The Redskins are getting to know the numbers three and four pretty well.
Here's another number: five.
That's how many times the Redskins will have faced a 3-4 defense following Sunday's game against the Baltimore Ravens.
Of the teams that run the 3-4, the Redskins have faced some of the league's best this season.
The Pittsburgh Steelers, Dallas Cowboys and Ravens all have defenses in the top 10 in the league.
In four games against the 3-4, including two against Dallas and one each against the Cleveland Browns and Steelers, the Redskins have posted a 2-2 record.
At its base, the scheme requires three defensive linemen--including a massive nose tackle--and four linebackers adept at stopping the run, dropping back into coverage and rushing the passer.
Every 3-4 defense is different, Redskins players were quick to point out.
"They are different based on personnel," Jason Campbell said. "We played Dallas twice and they have big linebackers with DeMarcus Ware and Greg Ellis. When you talk about Pittsburgh, you talk about their fast linebackers like [James] Harrison.
"When you look at Baltimore, you're talking about [Terrell] Suggs, guys coming off the edge, and Ray Lewis making plays up the middle. Ray has a lot of freedom to roam and make plays. And on top of that, they have a great safety in Ed Reed."
The Ravens have the NFL's second-ranked defense, allowing just 253.3 yards per game. They are third against the run (78.3 yards per game) and second against the pass (175.0 yards per game).
The Ravens' linebackers are bigger than the norm, head coach Jim Zorn said. The Redskins will have to adjust their leverage when blocking them.
Lewis is 6-1 and 250 pounds, Suggs is 6-3 and 260 pounds and Jarret Johnson is 6-3 and 265 pounds.

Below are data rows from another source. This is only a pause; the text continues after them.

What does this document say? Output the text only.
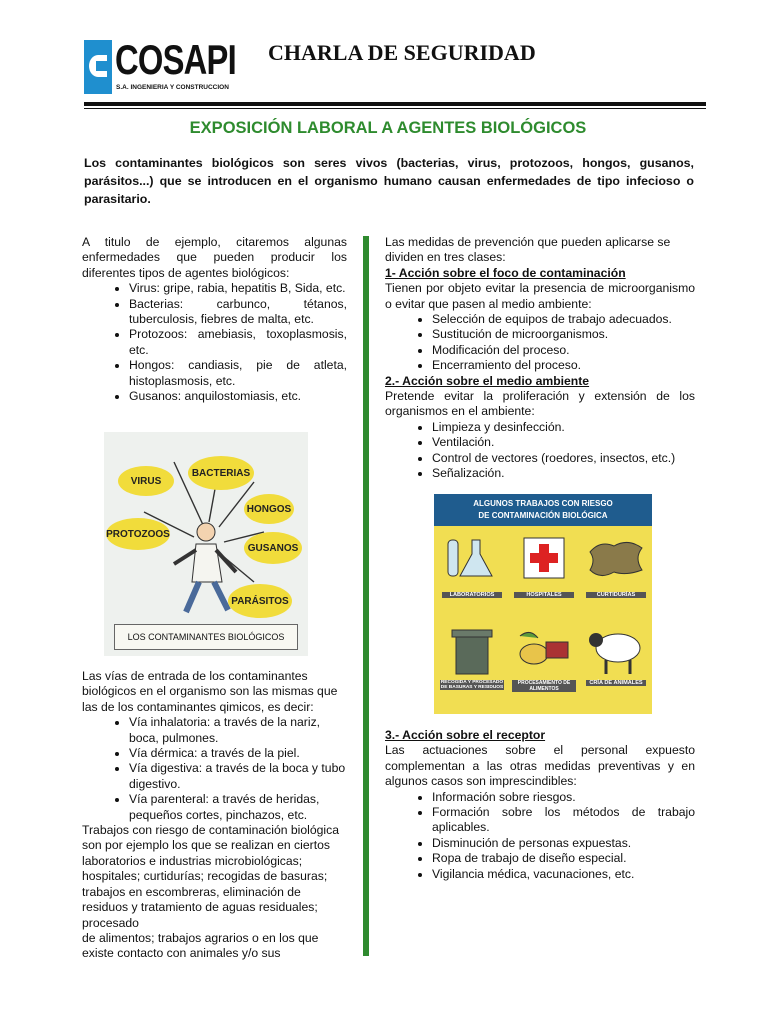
COSAPI
S.A. INGENIERIA Y CONSTRUCCION
CHARLA DE SEGURIDAD
EXPOSICIÓN LABORAL A AGENTES BIOLÓGICOS
Los contaminantes biológicos son seres vivos (bacterias, virus, protozoos, hongos, gusanos, parásitos...) que se introducen en el organismo humano causan enfermedades de tipo infecioso o parasitario.

A titulo de ejemplo, citaremos algunas enfermedades que pueden producir los diferentes tipos de agentes biológicos:

• Virus: gripe, rabia, hepatitis B, Sida, etc.
• Bacterias: carbunco, tétanos, tuberculosis, fiebres de malta, etc.
• Protozoos: amebiasis, toxoplasmosis, etc.
• Hongos: candiasis, pie de atleta, histoplasmosis, etc.
• Gusanos: anquilostomiasis, etc.
VIRUS
BACTERIAS
HONGOS
PROTOZOOS
GUSANOS
PARÁSITOS
LOS CONTAMINANTES BIOLÓGICOS

Las vías de entrada de los contaminantes biológicos en el organismo son las mismas que las de los contaminantes qimicos, es decir:

• Vía inhalatoria: a través de la nariz, boca, pulmones.
• Vía dérmica: a través de la piel.
• Vía digestiva: a través de la boca y tubo digestivo.
• Vía parenteral: a través de heridas, pequeños cortes, pinchazos, etc.
Trabajos con riesgo de contaminación biológica
son por ejemplo los que se realizan en ciertos
laboratorios e industrias microbiológicas;
hospitales; curtidurías; recogidas de basuras;
trabajos en escombreras, eliminación de
residuos y tratamiento de aguas residuales;
procesado
de alimentos; trabajos agrarios o en los que
existe contacto con animales y/o sus

Las medidas de prevención que pueden aplicarse se dividen en tres clases:

1- Acción sobre el foco de contaminación

Tienen por objeto evitar la presencia de microorganismo o evitar que pasen al medio ambiente:

• Selección de equipos de trabajo adecuados.
• Sustitución de microorganismos.
• Modificación del proceso.
• Encerramiento del proceso.
2.- Acción sobre el medio ambiente

Pretende evitar la proliferación y extensión de los organismos en el ambiente:

• Limpieza y desinfección.
• Ventilación.
• Control de vectores (roedores, insectos, etc.)
• Señalización.
ALGUNOS TRABAJOS CON RIESGO
DE CONTAMINACIÓN BIOLÓGICA
LABORATORIOS	HOSPITALES	CURTIDURÍAS
RECOGIDA Y PROCESADO DE BASURAS Y RESIDUOS
PROCESAMIENTO DE ALIMENTOS
CRÍA DE ANIMALES
3.- Acción sobre el receptor

Las actuaciones sobre el personal expuesto complementan a las otras medidas preventivas y en algunos casos son imprescindibles:

• Información sobre riesgos.
• Formación sobre los métodos de trabajo aplicables.
• Disminución de personas expuestas.
• Ropa de trabajo de diseño especial.
• Vigilancia médica, vacunaciones, etc.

Bart Scott is the lightest at 6-2 and 240 pounds.
"They're like linemen," Zorn said. "They can really go. They're super hyped-up, too. I don't look at [the Ravens] like they are a pure 3-4 defense, where these guys are dropping back and they're covering people. These guys bring the heat. They're good athletes."
Added Pete Kendall: "I think you can draw a comparison between Suggs and Ware. I think they list both guys as linebackers but they really have the skill set of a defensive end. They move them around, too.

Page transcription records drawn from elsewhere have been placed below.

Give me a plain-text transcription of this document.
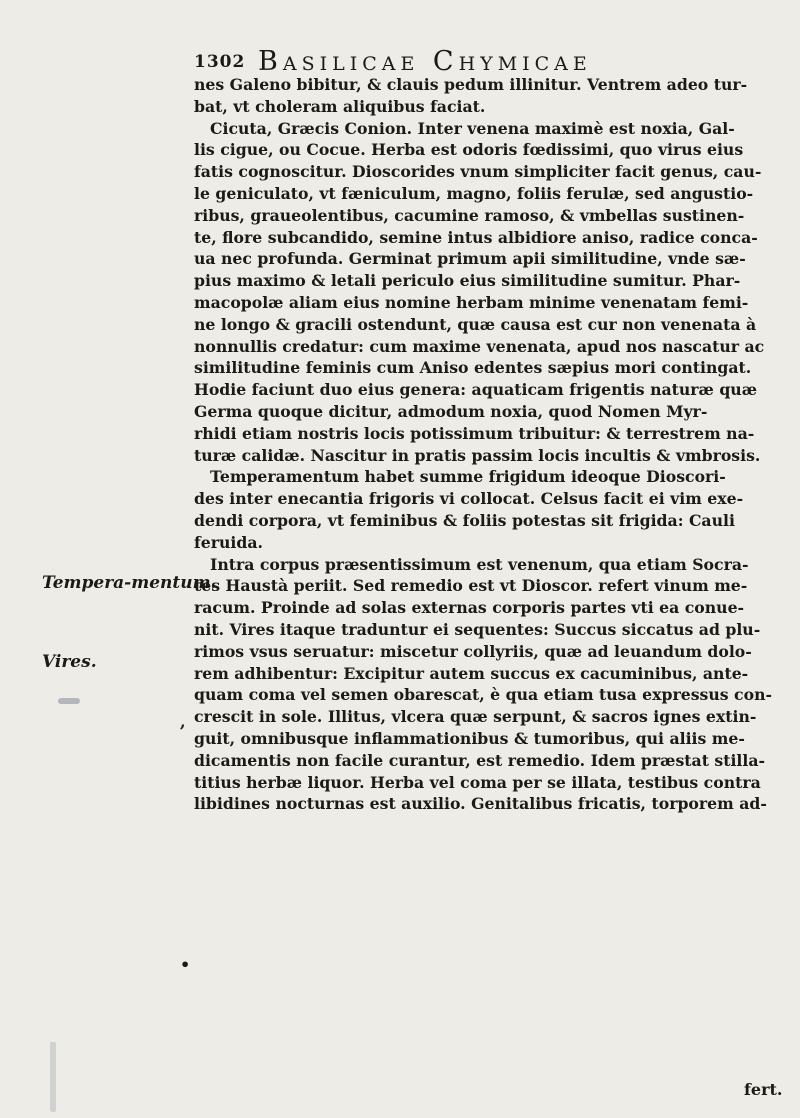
1302 Basilicae Chymicae
Tempera-mentum.
Vires.
,
•
nes Galeno bibitur, & clauis pedum illinitur. Ventrem adeo tur-
bat, vt choleram aliquibus faciat.
Cicuta, Græcis Conion. Inter venena maximè est noxia, Gal-
lis cigue, ou Cocue. Herba est odoris fœdissimi, quo virus eius
fatis cognoscitur. Dioscorides vnum simpliciter facit genus, cau-
le geniculato, vt fæniculum, magno, foliis ferulæ, sed angustio-
ribus, graueolentibus, cacumine ramoso, & vmbellas sustinen-
te, flore subcandido, semine intus albidiore aniso, radice conca-
ua nec profunda. Germinat primum apii similitudine, vnde sæ-
pius maximo & letali periculo eius similitudine sumitur. Phar-
macopolæ aliam eius nomine herbam minime venenatam femi-
ne longo & gracili ostendunt, quæ causa est cur non venenata à
nonnullis credatur: cum maxime venenata, apud nos nascatur ac
similitudine feminis cum Aniso edentes sæpius mori contingat.
Hodie faciunt duo eius genera: aquaticam frigentis naturæ quæ
Germa quoque dicitur, admodum noxia, quod Nomen Myr-
rhidi etiam nostris locis potissimum tribuitur: & terrestrem na-
turæ calidæ. Nascitur in pratis passim locis incultis & vmbrosis.
Temperamentum habet summe frigidum ideoque Dioscori-
des inter enecantia frigoris vi collocat. Celsus facit ei vim exe-
dendi corpora, vt feminibus & foliis potestas sit frigida: Cauli
feruida.
Intra corpus præsentissimum est venenum, qua etiam Socra-
tes Haustà periit. Sed remedio est vt Dioscor. refert vinum me-
racum. Proinde ad solas externas corporis partes vti ea conue-
nit. Vires itaque traduntur ei sequentes: Succus siccatus ad plu-
rimos vsus seruatur: miscetur collyriis, quæ ad leuandum dolo-
rem adhibentur: Excipitur autem succus ex cacuminibus, ante-
quam coma vel semen obarescat, è qua etiam tusa expressus con-
crescit in sole. Illitus, vlcera quæ serpunt, & sacros ignes extin-
guit, omnibusque inflammationibus & tumoribus, qui aliis me-
dicamentis non facile curantur, est remedio. Idem præstat stilla-
titius herbæ liquor. Herba vel coma per se illata, testibus contra
libidines nocturnas est auxilio. Genitalibus fricatis, torporem ad-
fert.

"It's a really tough matchup for offensive tackles, and even running backs that have to help out in pass protection."
Running the ball is always a tough task against a 3-4, although Clinton Portis has had some success this season.

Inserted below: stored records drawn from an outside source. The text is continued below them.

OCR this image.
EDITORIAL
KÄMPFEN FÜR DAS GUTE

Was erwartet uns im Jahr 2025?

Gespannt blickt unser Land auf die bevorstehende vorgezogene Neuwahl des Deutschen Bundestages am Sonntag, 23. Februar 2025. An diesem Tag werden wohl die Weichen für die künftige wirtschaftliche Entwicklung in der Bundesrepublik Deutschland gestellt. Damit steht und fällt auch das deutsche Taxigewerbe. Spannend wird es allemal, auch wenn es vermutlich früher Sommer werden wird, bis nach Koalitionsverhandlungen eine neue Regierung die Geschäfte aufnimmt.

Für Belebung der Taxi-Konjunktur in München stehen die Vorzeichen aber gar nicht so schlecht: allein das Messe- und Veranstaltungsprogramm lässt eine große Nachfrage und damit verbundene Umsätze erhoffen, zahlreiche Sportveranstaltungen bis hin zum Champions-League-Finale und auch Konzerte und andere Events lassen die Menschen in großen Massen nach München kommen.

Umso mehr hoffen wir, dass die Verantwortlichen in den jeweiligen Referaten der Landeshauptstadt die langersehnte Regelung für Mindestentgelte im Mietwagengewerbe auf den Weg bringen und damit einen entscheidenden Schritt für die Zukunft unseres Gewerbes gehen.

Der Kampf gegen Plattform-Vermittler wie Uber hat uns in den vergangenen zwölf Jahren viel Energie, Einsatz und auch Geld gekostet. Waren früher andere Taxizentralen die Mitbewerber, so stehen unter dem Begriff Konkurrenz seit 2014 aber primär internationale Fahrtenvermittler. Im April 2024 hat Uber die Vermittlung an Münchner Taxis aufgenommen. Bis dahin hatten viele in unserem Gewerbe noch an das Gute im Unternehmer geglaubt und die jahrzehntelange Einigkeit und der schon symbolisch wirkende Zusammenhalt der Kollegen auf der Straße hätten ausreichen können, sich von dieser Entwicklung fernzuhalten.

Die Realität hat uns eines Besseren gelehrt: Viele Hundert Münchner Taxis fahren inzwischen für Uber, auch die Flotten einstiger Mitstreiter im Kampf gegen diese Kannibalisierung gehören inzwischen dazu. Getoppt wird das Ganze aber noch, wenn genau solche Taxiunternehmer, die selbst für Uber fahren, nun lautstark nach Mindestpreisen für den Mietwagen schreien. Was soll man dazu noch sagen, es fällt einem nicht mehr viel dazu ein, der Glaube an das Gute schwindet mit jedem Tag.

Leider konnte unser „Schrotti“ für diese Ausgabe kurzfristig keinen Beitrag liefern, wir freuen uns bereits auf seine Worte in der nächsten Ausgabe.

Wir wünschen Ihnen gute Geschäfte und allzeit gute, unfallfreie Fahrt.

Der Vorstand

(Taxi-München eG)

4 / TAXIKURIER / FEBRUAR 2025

In his first two games against 3-4 defenses, Portis had a combined 48 rushes for 296 yards in wins over Dallas and Cleveland. In subsequent losses to Pittsburgh and Dallas, Portis had just 28 carries for 119 yards.
Regarding the Ravens' defense, Portis said: "Football is mindset, and I think that their mindset is to stop the run."
Pass protection will be at a premium as well.
Campbell has been sacked 13 times in four games against 3-4 defenses, including seven times by the Steelers in Week 9.
Like Portis, Campbell has had some success against 3-4 defenses, though.
Overall, Campbell has completed 80-of-131 passes--61 percent--for 763 yards, four touchdowns and three interceptions. His best game was in Week 4 at Dallas, where he was 20-of-31 for 231 yards and two touchdowns.
Baltimore has totaled 26 sacks, 11th best in the league through 12 games. Suggs leads with 5.5 sacks, and Johnson is second with five sacks.
"We do have some familiarity with an aggressive, attacking 3-4 scheme," Kendall said. "Pittsburgh, Baltimore, even Dallas--they play a lot of one-gap principle where it's an attacking front. If it were a traditional 3-4, they would just try to get a wall [of tacklers] in front of you."
The Ravens' opportunistic secondary leads the NFL with 20 interceptions. Reed, Lewis and cornerbacks Chris McAlister and Samari Rolle have three each. (McAlister is on injured reserve with a knee injury.)
Five of their interceptions have been returned for touchdowns this season.
"Their defense is part of their offense," head coach Jim Zorn said. "They score on defense, too."